She purrs, "Arrr-cheee, what a pleasant surprise." She positions herself on one side, leaning her head of tangled curls on one elbow and artfully placing the other arm so the most provocative bits of her bare breasts would be veiled. "You are fortunate, sir," she whispers playfully, "I have a little time to entertain before Madame closes. Tell me, m'lord, why do you want a bottle? A souvenir, perhaps, to remember me by?"
"You think I could forget you, sweet?" Featherington draws off one glove, dropping it and a larger bundle amid the tumbled sheets. "I'm only lacking something to tip this into." He swings the vial once more. "You'll be needing to get out of bed, at any rate. It's over."
Catia almost freezes, a liability in her profession – in all of her professions, actually. "What is over, meu amante?" she asks quietly.
"The operation here; we're about to be tumbled, m'dear." Featherington strides to the ugly little vanity and begins rummaging among the bottles on display. "Best get your walking togs on."
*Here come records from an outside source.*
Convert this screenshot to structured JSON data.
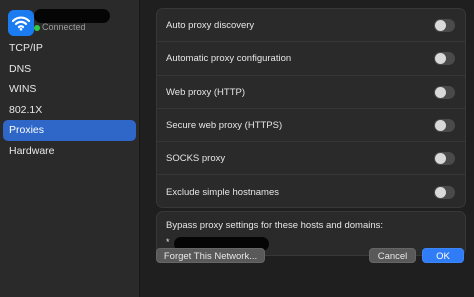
{
  "sidebar": {
    "network": {
      "name": "",
      "status": "Connected",
      "status_color": "#33c748",
      "icon": "wifi-icon"
    },
    "items": [
      {
        "label": "TCP/IP"
      },
      {
        "label": "DNS"
      },
      {
        "label": "WINS"
      },
      {
        "label": "802.1X"
      },
      {
        "label": "Proxies"
      },
      {
        "label": "Hardware"
      }
    ],
    "selected": "Proxies"
  },
  "proxies": {
    "rows": [
      {
        "label": "Auto proxy discovery",
        "enabled": false
      },
      {
        "label": "Automatic proxy configuration",
        "enabled": false
      },
      {
        "label": "Web proxy (HTTP)",
        "enabled": false
      },
      {
        "label": "Secure web proxy (HTTPS)",
        "enabled": false
      },
      {
        "label": "SOCKS proxy",
        "enabled": false
      },
      {
        "label": "Exclude simple hostnames",
        "enabled": false
      }
    ],
    "bypass_label": "Bypass proxy settings for these hosts and domains:",
    "bypass_value_prefix": "*"
  },
  "footer": {
    "forget_label": "Forget This Network...",
    "cancel_label": "Cancel",
    "ok_label": "OK"
  },
  "colors": {
    "accent": "#2e67c7",
    "ok_button": "#2f7cf6"
  }
}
Catia huffs a ladylike protest and remains in the bed, watching him brush glassware aside. When he finds a bottle with a few drops of scent left, he casually upends it over the cushion of the sole chair, then fills it with the contents of the vial, stops it, and replaces it amid the clutter. He has changed, she muses. In the beginning he was less sure, a man awaiting orders. Now he is the independent man of sure resolve. Do I like this new Archie, this man I might not be able to master? Let me see...
By the time he returns to her side she has shifted more of the bed linen, discretely drawing his attention to her firm dancer's loins. Featherington makes himself place the empty vial on the little table with the candle, keeping his voice as steady as he can. "Still abed, lovely? Time's pressing."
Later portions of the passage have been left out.